The truth is that Europe has not developed a doctrine to deal with changes in North Africa. Or rather, it has got one: the Zero Doctrine. It wants to influence without interfering, protest without upsetting, condemn without imposing sanctions, support without risking, participate without paying.
In the market, only Coca-Cola has been able to survive offering a product with no caffeine and no sugar. Europe’s risk aversion fits perfectly here: it wants to enjoy the Coke of democracy and human rights in North Africa but without getting any excitement or calories.
Well, that’s not the way life works. These crises offer the EU a unique opportunity to show added value and vindicate its role in the world. However, so far its answer has been timid, bureaucratic, un-coordinated and always lagging well behind events and needs on ground. Worse than that, alarms about rising immigration and energy prices have made clear what an introverted EU is really concerned about and what is order of priority is.

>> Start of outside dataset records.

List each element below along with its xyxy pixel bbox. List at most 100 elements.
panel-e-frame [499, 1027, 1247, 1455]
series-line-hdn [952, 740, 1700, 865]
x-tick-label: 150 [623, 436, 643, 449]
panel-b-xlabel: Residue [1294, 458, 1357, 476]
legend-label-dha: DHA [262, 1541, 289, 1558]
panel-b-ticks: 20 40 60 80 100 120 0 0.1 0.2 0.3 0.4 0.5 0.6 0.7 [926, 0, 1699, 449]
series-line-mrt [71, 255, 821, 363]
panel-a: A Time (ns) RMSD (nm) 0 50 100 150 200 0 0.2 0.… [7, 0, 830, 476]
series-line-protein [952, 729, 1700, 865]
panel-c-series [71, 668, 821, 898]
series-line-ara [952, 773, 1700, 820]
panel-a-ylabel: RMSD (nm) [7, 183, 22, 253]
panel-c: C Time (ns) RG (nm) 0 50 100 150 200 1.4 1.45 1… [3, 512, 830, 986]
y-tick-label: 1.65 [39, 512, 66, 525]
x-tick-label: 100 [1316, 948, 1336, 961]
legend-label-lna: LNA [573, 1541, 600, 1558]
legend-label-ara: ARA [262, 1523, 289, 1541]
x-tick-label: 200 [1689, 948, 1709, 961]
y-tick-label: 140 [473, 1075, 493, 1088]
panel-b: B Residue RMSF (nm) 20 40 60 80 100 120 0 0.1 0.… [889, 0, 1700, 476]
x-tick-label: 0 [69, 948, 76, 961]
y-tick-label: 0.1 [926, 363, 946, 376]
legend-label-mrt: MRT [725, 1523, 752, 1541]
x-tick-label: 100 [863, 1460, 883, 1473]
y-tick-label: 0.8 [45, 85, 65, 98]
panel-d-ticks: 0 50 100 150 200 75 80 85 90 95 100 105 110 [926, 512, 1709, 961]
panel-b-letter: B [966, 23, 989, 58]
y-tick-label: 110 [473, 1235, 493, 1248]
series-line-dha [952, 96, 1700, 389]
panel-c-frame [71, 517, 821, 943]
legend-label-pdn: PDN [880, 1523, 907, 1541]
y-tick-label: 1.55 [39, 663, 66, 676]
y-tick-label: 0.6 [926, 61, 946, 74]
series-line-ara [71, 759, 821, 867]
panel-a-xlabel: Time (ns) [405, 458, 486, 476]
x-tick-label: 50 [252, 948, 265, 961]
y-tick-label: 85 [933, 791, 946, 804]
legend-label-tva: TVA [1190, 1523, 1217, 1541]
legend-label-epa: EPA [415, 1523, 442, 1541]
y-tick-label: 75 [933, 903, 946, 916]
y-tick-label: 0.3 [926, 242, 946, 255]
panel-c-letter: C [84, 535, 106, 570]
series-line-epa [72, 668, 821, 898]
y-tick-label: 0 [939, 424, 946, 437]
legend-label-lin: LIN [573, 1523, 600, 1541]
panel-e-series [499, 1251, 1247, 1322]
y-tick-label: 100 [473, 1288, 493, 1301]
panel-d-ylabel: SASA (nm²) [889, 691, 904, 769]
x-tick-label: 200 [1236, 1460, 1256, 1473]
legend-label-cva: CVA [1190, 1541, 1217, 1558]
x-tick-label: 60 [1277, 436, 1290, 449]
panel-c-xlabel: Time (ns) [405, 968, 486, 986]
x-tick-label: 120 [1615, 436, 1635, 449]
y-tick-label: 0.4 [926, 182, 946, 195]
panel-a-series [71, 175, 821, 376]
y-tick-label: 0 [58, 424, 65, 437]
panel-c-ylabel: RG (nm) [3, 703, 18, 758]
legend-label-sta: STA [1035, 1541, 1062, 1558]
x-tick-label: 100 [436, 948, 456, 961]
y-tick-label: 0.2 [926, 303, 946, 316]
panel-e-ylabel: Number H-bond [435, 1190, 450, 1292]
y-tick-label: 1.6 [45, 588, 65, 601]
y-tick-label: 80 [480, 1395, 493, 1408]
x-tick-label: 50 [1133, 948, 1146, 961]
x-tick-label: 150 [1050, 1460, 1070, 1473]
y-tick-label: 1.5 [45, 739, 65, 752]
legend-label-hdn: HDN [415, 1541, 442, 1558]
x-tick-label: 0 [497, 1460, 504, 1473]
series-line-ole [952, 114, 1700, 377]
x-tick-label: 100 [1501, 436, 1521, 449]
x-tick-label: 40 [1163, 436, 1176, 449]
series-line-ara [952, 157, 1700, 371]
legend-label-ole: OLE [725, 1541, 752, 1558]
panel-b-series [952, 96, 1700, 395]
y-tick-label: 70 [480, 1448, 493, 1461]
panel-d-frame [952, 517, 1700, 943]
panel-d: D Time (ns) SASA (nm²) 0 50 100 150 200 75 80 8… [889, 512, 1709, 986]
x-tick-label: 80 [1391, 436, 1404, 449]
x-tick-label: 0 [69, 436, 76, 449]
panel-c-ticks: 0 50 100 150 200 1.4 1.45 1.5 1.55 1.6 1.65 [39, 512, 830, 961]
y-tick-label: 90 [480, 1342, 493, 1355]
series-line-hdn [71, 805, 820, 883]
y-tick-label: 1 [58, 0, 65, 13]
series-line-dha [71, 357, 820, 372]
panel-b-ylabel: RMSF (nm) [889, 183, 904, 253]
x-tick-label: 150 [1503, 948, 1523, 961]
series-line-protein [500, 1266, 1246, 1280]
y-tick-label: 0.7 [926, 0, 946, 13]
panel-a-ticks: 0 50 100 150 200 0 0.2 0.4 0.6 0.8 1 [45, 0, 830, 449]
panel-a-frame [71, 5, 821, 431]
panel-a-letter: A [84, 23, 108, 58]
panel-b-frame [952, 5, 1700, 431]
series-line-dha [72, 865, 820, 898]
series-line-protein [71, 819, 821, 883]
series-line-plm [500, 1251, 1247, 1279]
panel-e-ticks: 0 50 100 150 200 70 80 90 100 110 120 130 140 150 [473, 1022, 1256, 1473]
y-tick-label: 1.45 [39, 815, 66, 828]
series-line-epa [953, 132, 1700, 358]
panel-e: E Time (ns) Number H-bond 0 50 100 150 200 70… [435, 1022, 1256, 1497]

For an allegedly “soft power”, so much concern about its security interests and so little focus on promoting change represents a puzzle. Before and after the Lisbon Treaty and the setting of the EEAS, European citizens allowed European foreign policy a period of grace: this is presumably now over. The eight measures Daniel Korski proposes in ECFR's briefing on Libya (published last Friday) are just about what people were expecting the EU to do by itself. I am very proud to belong to a think tank that can put eight great proposals on the table in record time, but quite worried that 27 foreign policy machineries and Brussels cannot manage to do likewise.